Die grenzüberschreitende Betriebsaufspaltung - Rechtfertigung und Folgen

Beschreibung
Mit dem Rechtsinstitut der Betriebsaufspaltung haben sich Rechtsprechung, Literatur und Finanzverwaltung in den vergangenen Jahrzehnten bereits intensiv beschäftigt. In diesem Kontext wurden jedoch vorrangig Fragen der Entstehung und Beendigung sowie verschiedener Gestaltungen problematisiert. Vergleichsweise wenig beleuchtet die Literatur jedoch die bis heute bedeutende Frage, auf welcher Grundlage die Betriebsaufspaltung fußt und woraus ihre Legitimation herzuleiten ist. In grenzüberschreitenden Fällen verstärkt sich die grundsätzliche Problematik der Anerkennung der Betriebsaufspaltung durch weitere grenzüberschreitende Besonderheiten.
Gegenstand dieser Untersuchung ist eine systematische Betrachtung der Betriebsaufspaltung mit dem Ziel, eine geeignete Rechtfertigungsgrundlage zu finden, die auch grenzüberschreitend Anwendung finden kann.
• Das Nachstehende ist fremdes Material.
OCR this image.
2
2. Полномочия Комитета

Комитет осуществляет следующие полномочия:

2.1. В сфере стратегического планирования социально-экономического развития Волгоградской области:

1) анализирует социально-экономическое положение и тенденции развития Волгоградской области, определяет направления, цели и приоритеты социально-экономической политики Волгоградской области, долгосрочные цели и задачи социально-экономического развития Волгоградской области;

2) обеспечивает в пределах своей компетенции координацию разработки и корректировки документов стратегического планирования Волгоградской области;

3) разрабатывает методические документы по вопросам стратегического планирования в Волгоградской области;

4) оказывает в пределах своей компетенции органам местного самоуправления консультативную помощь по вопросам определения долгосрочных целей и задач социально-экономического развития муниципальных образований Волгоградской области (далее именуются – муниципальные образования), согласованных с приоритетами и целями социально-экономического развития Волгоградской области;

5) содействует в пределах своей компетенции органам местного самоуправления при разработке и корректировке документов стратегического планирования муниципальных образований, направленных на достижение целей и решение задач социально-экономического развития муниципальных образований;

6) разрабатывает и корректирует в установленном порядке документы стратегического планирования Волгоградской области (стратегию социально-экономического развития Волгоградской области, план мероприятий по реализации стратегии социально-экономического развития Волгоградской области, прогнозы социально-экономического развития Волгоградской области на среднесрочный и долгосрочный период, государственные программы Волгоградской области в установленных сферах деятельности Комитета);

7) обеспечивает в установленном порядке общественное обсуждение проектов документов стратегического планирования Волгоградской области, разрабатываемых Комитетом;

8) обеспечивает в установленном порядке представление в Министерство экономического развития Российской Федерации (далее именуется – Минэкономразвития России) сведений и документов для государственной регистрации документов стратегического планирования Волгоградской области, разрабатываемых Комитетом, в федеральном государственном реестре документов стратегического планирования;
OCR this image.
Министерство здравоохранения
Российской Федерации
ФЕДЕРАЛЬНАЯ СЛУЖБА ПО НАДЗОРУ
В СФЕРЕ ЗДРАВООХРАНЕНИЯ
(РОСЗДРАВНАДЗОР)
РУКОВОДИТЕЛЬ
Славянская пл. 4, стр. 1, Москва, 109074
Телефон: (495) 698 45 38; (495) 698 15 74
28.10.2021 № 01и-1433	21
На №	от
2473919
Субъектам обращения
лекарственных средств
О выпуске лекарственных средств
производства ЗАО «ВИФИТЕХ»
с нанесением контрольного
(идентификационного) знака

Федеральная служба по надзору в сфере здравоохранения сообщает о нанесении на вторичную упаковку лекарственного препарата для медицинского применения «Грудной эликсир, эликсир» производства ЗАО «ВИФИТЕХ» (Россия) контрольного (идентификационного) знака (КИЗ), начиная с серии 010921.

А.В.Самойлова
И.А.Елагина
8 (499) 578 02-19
Die Bedeutung der Rechtfertigungsgrundlage des § 15 Abs. 2 EStG wird nicht nur im nationalen, sondern auch im grenzüberschreitenden Sachverhalt Gegenstand der Untersuchung. Dabei differenziert die Arbeit zwischen Outbound- und Inbound-Sachverhalten. Die Darstellung schließt mit der Untersuchung der Frage, welche Folgen die Beendigung einer grenzüberschreitenden Betriebsaufspaltung nach sich zieht und in welchen Konstellationen Entstrickungstatbestände greifen.